Segundo o promotor Marcos William, do MP, a operação denominada “Dignitatem” foi desencadeada por meio do Grupo de Atuação Especial de Combate ao Crime Organizado (Gaeco-CE), com apoio da Polícia Civil, e Coordenadoria de Inteligência (Coin), da Secretaria de Segurança Pública e Defesa Social (SSPDS).

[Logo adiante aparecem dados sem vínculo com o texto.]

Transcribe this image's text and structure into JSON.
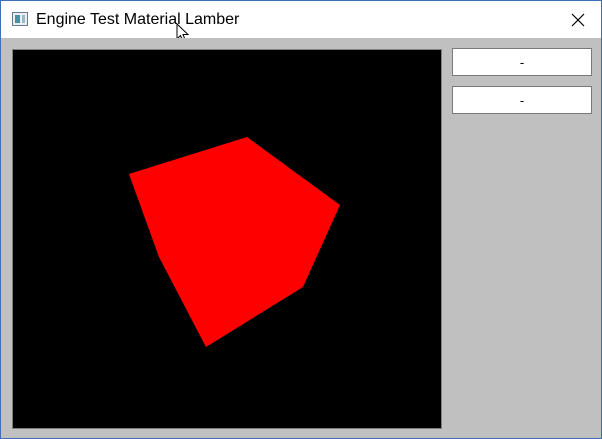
{
  "window": {
    "title": "Engine Test Material Lamber",
    "app_icon": "app-window-icon",
    "close_icon": "close-icon"
  },
  "side_panel": {
    "buttons": [
      {
        "label": "-"
      },
      {
        "label": "-"
      }
    ]
  },
  "viewport": {
    "background": "#000000",
    "mesh_color": "#ff0000"
  },
  "colors": {
    "client_background": "#c0c0c0",
    "titlebar_background": "#ffffff",
    "window_border": "#3c6fb4"
  }
}
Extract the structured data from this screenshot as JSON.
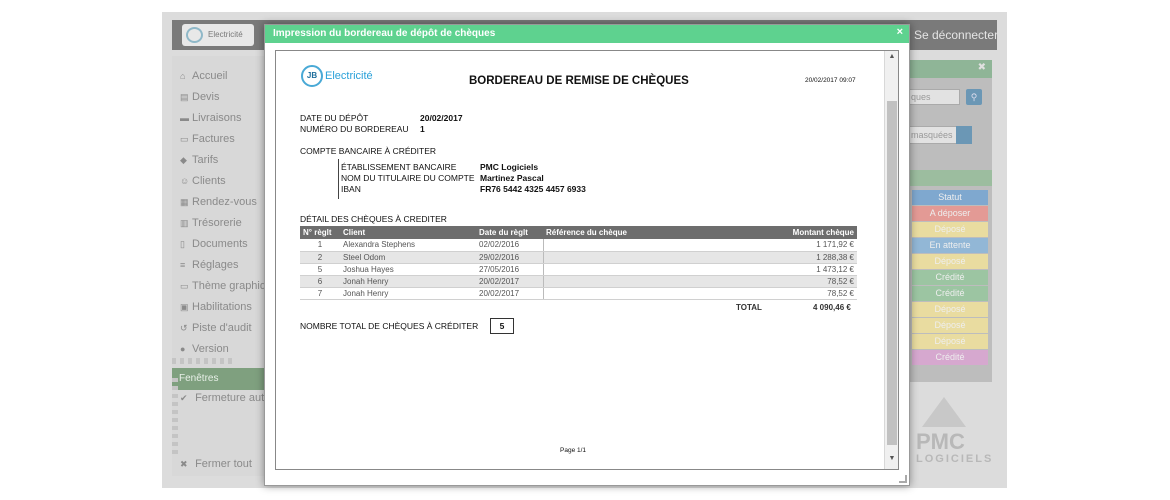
{
  "app": {
    "logo_text": "Electricité",
    "disconnect": "Se déconnecter",
    "sidebar": [
      {
        "icon": "home-icon",
        "glyph": "⌂",
        "label": "Accueil"
      },
      {
        "icon": "quote-icon",
        "glyph": "▤",
        "label": "Devis"
      },
      {
        "icon": "truck-icon",
        "glyph": "▬",
        "label": "Livraisons"
      },
      {
        "icon": "invoice-icon",
        "glyph": "▭",
        "label": "Factures"
      },
      {
        "icon": "tag-icon",
        "glyph": "◆",
        "label": "Tarifs"
      },
      {
        "icon": "user-icon",
        "glyph": "☺",
        "label": "Clients"
      },
      {
        "icon": "calendar-icon",
        "glyph": "▦",
        "label": "Rendez-vous"
      },
      {
        "icon": "bank-icon",
        "glyph": "▥",
        "label": "Trésorerie"
      },
      {
        "icon": "document-icon",
        "glyph": "▯",
        "label": "Documents"
      },
      {
        "icon": "sliders-icon",
        "glyph": "≡",
        "label": "Réglages"
      },
      {
        "icon": "monitor-icon",
        "glyph": "▭",
        "label": "Thème graphique"
      },
      {
        "icon": "lock-icon",
        "glyph": "▣",
        "label": "Habilitations"
      },
      {
        "icon": "history-icon",
        "glyph": "↺",
        "label": "Piste d'audit"
      },
      {
        "icon": "info-icon",
        "glyph": "●",
        "label": "Version"
      }
    ],
    "windows_header": "Fenêtres",
    "auto_close": "Fermeture auto.",
    "close_all": "Fermer tout",
    "right_panel": {
      "search_placeholder": "ques",
      "masked_select": "masquées",
      "status_header": "Statut",
      "statuses": [
        {
          "label": "A déposer",
          "color": "#e39a95"
        },
        {
          "label": "Déposé",
          "color": "#e9dca0"
        },
        {
          "label": "En attente",
          "color": "#92b7d6"
        },
        {
          "label": "Déposé",
          "color": "#e9dca0"
        },
        {
          "label": "Crédité",
          "color": "#9cc5a2"
        },
        {
          "label": "Crédité",
          "color": "#9cc5a2"
        },
        {
          "label": "Déposé",
          "color": "#e9dca0"
        },
        {
          "label": "Déposé",
          "color": "#e9dca0"
        },
        {
          "label": "Déposé",
          "color": "#e9dca0"
        },
        {
          "label": "Crédité",
          "color": "#d6a8cf"
        }
      ],
      "logo_line1": "PMC",
      "logo_line2": "LOGICIELS"
    }
  },
  "modal": {
    "title": "Impression du bordereau de dépôt de chèques",
    "document": {
      "brand_initials": "JB",
      "brand_name": "Electricité",
      "title": "BORDEREAU DE REMISE DE CHÈQUES",
      "printed_at": "20/02/2017 09:07",
      "deposit_date_label": "DATE DU DÉPÔT",
      "deposit_date": "20/02/2017",
      "slip_number_label": "NUMÉRO DU BORDEREAU",
      "slip_number": "1",
      "account_label": "COMPTE BANCAIRE À CRÉDITER",
      "bank_label": "ÉTABLISSEMENT BANCAIRE",
      "bank": "PMC Logiciels",
      "holder_label": "NOM DU TITULAIRE DU COMPTE",
      "holder": "Martinez Pascal",
      "iban_label": "IBAN",
      "iban": "FR76 5442 4325 4457 6933",
      "detail_label": "DÉTAIL DES CHÈQUES À CREDITER",
      "columns": [
        "N° règlt",
        "Client",
        "Date du règlt",
        "Référence du chèque",
        "Montant chèque"
      ],
      "rows": [
        {
          "n": "1",
          "client": "Alexandra Stephens",
          "date": "02/02/2016",
          "ref": "",
          "amount": "1 171,92 €"
        },
        {
          "n": "2",
          "client": "Steel Odom",
          "date": "29/02/2016",
          "ref": "",
          "amount": "1 288,38 €"
        },
        {
          "n": "5",
          "client": "Joshua Hayes",
          "date": "27/05/2016",
          "ref": "",
          "amount": "1 473,12 €"
        },
        {
          "n": "6",
          "client": "Jonah Henry",
          "date": "20/02/2017",
          "ref": "",
          "amount": "78,52 €"
        },
        {
          "n": "7",
          "client": "Jonah Henry",
          "date": "20/02/2017",
          "ref": "",
          "amount": "78,52 €"
        }
      ],
      "total_label": "TOTAL",
      "total": "4 090,46 €",
      "count_label": "NOMBRE TOTAL DE CHÈQUES À CRÉDITER",
      "count": "5",
      "page": "Page 1/1"
    }
  }
}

Três equipes da Divisão de Homicídios e Proteção à Pessoas (DHPP), duas da Delegacia de Roubos e Furtos (DRF), e outras duas equipes da Polícia Civil se mobilizaram na ação. A equipe foi até as casas nos bairros Aldeota e Luciano Cavalcante e apreenderam agendas, computadores e documentos que, segundo o MP, comprovam o funcionamento de estabelecimentos como casas de exploração sexual.
Nenhuma das garotas que trabalhavam nos locais foram presas, já que prostituição não é crime, mas sim a exploração sexual.
Os suspeitos foram levados para a Delegacia de Capturas (Decap) e vão realizar os procedimentos legais. O material apreendido foi levado à DHPP.
Segundo o MP, o objetivo da operação é combater a exploração sexual e corrupção de menores. Os presos devem responder na Justiça por crimes como formação de quadrilha, manter casa de prostituição, exploração sexual e corrupção de menores.